Danish charm bracelet company Pandora is set for a share price fall, VGI Partners founder and portfolio manager, Robert Luciano told the Sohn Hearts & Minds conference yesterday. Luciano said the company, listed on the Copenhagen Stock Exchange, was operating on “super normal margins”, which were higher than luxury brand companies Tiffany and Louis Vuitton.

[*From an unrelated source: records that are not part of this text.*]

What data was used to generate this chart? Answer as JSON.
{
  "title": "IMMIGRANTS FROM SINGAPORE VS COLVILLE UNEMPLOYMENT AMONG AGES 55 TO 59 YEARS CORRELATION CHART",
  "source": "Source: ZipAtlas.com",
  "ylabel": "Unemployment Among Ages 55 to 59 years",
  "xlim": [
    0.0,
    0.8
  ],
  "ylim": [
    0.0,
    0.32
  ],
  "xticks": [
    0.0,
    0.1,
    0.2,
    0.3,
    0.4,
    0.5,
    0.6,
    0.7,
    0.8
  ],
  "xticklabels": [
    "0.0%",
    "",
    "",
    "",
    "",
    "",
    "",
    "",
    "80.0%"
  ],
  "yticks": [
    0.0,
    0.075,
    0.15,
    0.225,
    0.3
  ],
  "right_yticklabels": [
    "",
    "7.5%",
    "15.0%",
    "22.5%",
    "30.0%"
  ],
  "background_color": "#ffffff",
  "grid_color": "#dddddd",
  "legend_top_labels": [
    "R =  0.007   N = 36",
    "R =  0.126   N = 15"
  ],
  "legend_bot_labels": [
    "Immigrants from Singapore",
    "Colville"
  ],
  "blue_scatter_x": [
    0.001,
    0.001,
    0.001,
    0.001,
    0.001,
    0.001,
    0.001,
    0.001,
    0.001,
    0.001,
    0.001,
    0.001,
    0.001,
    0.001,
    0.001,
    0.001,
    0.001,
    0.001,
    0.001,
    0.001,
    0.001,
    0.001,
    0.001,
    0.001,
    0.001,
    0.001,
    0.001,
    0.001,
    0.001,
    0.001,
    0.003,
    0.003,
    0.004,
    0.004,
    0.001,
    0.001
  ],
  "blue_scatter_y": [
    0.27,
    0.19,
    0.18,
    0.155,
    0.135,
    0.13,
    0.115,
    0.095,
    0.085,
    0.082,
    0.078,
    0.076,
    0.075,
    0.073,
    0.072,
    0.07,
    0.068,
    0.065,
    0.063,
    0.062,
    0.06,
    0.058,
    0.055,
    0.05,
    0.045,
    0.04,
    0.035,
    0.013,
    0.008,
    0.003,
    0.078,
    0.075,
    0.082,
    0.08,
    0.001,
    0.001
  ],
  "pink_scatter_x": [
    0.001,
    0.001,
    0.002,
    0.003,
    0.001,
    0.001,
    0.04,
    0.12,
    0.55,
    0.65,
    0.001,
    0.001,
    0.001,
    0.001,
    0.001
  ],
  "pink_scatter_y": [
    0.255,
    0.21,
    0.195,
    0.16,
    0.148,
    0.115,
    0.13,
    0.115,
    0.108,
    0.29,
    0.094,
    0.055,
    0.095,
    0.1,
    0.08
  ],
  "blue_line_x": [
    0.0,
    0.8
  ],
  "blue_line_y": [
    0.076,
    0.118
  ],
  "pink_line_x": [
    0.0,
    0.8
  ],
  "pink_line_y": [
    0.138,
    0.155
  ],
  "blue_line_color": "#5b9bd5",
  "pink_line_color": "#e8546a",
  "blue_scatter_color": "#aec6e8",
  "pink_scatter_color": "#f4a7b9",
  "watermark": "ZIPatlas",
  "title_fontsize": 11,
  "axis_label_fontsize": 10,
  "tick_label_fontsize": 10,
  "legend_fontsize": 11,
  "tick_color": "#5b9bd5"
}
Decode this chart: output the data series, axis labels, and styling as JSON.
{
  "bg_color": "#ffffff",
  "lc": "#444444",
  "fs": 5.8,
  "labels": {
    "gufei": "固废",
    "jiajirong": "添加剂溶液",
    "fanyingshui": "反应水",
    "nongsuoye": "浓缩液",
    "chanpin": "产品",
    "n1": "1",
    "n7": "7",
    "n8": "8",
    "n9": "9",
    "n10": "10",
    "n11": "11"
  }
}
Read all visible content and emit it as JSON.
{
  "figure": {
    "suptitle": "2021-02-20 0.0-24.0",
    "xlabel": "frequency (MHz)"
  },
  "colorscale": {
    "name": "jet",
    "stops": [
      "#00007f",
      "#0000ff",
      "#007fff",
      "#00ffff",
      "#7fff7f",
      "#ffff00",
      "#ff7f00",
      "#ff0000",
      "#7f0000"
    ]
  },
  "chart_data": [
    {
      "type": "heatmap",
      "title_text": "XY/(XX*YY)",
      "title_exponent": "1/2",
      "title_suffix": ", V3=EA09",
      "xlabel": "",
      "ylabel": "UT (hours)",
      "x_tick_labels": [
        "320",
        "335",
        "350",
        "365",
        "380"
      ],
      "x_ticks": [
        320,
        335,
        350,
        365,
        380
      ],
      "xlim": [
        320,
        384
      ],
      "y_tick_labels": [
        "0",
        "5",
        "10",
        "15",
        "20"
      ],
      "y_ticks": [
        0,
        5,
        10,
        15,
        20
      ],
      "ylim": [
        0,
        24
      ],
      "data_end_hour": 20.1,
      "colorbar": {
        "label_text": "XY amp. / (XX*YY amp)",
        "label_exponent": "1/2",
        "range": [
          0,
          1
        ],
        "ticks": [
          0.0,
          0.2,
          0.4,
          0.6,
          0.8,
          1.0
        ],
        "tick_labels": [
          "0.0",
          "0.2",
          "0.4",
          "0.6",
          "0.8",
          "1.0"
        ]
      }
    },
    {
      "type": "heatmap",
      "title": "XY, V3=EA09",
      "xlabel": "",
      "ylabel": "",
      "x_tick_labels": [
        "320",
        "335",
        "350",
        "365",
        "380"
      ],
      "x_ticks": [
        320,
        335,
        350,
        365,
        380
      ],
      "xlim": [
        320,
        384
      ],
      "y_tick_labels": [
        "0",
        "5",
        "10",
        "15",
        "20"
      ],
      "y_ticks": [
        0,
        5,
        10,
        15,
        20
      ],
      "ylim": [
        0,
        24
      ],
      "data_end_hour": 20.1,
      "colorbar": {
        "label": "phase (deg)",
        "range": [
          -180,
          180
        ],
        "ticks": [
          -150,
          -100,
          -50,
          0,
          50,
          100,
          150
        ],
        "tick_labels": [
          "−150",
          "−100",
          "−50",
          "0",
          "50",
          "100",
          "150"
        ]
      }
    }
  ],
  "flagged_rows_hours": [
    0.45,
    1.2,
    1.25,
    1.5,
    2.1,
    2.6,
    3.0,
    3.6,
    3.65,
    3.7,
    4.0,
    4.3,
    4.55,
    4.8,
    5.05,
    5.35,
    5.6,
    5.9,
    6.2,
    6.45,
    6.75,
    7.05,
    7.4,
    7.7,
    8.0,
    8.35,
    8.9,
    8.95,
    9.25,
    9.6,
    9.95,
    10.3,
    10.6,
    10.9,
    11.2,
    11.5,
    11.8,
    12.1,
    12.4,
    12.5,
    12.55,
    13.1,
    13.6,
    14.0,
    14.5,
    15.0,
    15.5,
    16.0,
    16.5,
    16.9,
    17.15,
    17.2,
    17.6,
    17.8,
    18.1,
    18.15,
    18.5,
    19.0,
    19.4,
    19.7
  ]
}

He describes Pandora bracelets, where people can add to the bracelet with additional charms, as a “fad product which is in the early stages of unwinding.” The company’s sales growth had slowed down while several key executives had left the company recently, he noted, adding there had been several “red flags” that were “negative leading indicators”, including a reduction in disclosure about sales details and the fact that it was starting to discount its products. He said luxury brand companies never discounted their products as it destroyed their “brand equity.”

Philip King

Short call: JB Hi-Fi

Regal Funds Management’s Philip King cited electronics retailer JB Hi-Fi as a shorting opportunity, predicting years of pain ahead as the US online retailer Amazon enters the Australian market. Up to 60 per cent of the retailer’s profit could disappear in the next five years because Amazon aims to match price on branded goods and beat competitors on unbranded items, King said. “The issue for JB Hi-Fi is that 20 per cent of sales come from accessories but 40 per cent of margins and they will be decimated”. King said he was surprised by the complacency of retailers and their shareholders, noting Amazon had created a core of loyal customers that delivered it more than half of the growth in online retail spending. “Amazon has never been stronger. It will be a trusted brand from the day it arrives in Australia. …JB Hi-Fi won’t go broke but there are years of pain ahead.”